I recently spoke with Allan Coletta, who is the author of a new book titled The Lean 3P Advantage: A Practitioner's Guide to the Production Preparation Process, and asked him directly: "What is 3P and why should it be used when developing new products?" Here is Allan's full response:
Lean 3P (Production Preparation Process) is an event-driven process for developing a new product concurrently with the operation that will produce it. 3P is a game-changer that results in better products that require less initial capital investment and lower ongoing costs.
Previously, Lean had been largely relegated to fixing existing problems in our manufacturing plants. 3P takes Lean principles upstream into the new product development arena, and applies them liberally at the point in the process where they can have the most influence on both product and operation. Enormous advantages are created by deeply understanding customer needs and developing alternative designs that will create breakthrough benefits. Time is no longer spent trying to fix “baked-in” problems.
New products and new operations require many functional groups working together, but traditional development is typically a series of successive sub-optimizations and hand-offs. Time pressure and a passion to quickly reach a design decision squashes innovation.

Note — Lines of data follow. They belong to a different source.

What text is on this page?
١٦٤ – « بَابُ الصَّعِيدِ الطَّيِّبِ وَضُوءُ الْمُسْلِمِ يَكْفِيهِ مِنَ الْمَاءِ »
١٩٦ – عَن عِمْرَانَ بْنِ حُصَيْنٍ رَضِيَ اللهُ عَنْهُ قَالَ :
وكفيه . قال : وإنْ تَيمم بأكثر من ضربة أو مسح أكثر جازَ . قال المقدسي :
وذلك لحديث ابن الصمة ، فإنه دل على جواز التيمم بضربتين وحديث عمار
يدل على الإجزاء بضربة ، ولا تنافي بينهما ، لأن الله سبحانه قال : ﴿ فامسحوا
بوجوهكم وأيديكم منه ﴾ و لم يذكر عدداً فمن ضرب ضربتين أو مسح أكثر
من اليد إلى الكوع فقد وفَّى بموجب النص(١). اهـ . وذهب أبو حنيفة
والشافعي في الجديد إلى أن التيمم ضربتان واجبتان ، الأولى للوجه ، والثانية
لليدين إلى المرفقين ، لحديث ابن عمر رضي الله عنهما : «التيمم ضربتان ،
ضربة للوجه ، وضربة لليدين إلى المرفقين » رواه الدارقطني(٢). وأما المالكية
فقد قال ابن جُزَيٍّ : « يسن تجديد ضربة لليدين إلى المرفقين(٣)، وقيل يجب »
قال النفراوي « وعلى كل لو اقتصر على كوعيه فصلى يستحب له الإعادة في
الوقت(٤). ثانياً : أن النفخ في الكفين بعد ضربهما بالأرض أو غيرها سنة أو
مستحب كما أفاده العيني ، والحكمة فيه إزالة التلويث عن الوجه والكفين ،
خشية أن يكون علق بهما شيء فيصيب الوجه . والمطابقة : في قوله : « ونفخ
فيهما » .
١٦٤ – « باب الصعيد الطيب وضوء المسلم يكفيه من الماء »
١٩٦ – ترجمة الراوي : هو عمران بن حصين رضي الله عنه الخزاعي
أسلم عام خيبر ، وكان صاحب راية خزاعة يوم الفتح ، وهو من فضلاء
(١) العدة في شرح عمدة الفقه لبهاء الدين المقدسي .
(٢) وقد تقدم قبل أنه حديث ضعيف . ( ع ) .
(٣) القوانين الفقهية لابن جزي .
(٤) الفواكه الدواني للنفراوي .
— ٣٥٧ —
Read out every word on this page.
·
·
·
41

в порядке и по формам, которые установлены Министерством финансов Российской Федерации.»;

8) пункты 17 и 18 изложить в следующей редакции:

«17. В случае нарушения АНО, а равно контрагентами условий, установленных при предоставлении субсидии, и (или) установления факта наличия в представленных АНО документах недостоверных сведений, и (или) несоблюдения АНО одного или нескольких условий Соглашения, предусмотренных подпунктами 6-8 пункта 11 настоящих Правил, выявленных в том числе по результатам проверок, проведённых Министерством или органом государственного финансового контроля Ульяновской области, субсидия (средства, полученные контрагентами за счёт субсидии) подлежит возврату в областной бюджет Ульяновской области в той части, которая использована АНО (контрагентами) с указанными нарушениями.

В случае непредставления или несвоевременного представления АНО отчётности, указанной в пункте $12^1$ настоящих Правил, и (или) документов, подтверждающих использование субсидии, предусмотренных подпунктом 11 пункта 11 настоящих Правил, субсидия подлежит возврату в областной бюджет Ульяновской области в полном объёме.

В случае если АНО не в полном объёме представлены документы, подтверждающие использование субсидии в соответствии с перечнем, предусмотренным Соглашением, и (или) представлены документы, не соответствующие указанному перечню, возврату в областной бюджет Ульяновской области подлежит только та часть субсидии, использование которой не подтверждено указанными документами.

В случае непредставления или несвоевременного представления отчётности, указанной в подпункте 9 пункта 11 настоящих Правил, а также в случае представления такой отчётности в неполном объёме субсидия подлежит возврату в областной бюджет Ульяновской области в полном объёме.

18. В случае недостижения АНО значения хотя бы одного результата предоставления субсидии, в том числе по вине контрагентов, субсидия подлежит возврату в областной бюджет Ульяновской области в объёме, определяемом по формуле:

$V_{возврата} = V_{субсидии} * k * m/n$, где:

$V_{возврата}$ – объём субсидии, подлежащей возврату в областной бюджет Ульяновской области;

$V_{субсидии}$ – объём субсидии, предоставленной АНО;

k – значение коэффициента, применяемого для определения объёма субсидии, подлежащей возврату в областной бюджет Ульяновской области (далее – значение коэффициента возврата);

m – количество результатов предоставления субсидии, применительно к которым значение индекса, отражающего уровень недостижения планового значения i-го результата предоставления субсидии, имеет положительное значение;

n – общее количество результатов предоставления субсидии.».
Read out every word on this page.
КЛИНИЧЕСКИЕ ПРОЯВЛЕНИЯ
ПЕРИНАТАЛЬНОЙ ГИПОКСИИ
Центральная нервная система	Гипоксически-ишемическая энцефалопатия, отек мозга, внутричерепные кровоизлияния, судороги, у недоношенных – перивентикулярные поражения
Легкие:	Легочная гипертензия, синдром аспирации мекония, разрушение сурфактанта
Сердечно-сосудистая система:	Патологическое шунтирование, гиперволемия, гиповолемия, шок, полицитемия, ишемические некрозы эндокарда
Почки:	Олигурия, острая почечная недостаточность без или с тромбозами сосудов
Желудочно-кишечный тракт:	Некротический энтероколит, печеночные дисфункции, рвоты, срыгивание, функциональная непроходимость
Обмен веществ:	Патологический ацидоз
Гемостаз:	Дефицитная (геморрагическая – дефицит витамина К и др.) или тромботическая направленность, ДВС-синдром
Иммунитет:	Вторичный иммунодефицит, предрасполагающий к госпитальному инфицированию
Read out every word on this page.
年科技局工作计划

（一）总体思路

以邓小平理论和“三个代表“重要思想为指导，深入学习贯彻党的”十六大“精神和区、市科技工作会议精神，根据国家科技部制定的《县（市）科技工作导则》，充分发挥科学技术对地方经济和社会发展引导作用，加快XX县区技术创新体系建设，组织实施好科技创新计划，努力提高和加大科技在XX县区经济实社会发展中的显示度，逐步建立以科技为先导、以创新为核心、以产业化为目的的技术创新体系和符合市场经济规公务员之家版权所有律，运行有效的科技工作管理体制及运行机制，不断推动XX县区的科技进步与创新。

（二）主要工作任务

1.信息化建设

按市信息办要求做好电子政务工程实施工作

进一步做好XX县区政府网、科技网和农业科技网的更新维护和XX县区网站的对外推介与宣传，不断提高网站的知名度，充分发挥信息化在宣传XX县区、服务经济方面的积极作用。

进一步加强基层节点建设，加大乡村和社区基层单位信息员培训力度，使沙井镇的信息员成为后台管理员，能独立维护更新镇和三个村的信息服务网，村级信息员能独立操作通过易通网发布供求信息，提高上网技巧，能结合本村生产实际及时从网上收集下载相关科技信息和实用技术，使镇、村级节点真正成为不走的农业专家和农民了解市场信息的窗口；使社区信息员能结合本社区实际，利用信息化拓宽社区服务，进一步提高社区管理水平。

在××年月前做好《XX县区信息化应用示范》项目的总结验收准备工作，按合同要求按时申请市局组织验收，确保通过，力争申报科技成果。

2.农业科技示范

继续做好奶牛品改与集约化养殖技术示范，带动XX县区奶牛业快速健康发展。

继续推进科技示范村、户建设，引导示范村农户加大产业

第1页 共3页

Lean 3P brings stakeholders together and sequentially takes them through a process where products are developed alongside of the manufacturing operations. Design engineers interact with process engineers, marketing, and research & development team members; each declaring their preferences and capabilities and developing alternative options against agreed criteria. Manufacturing and maintenance teams weigh in with preferences for operability and maintainability, standardization, ergonomics and flow.
The Lean 3P advantage is about rapid learning, collaboration, and innovation, and it works with new or established products and on any sized project. Companies in virtually every industry are applying Lean 3P to drive competitive advantage.
Why do you think of Allan's thoughts on 3P? Have any of you applied 3P when developing new products? What were the results?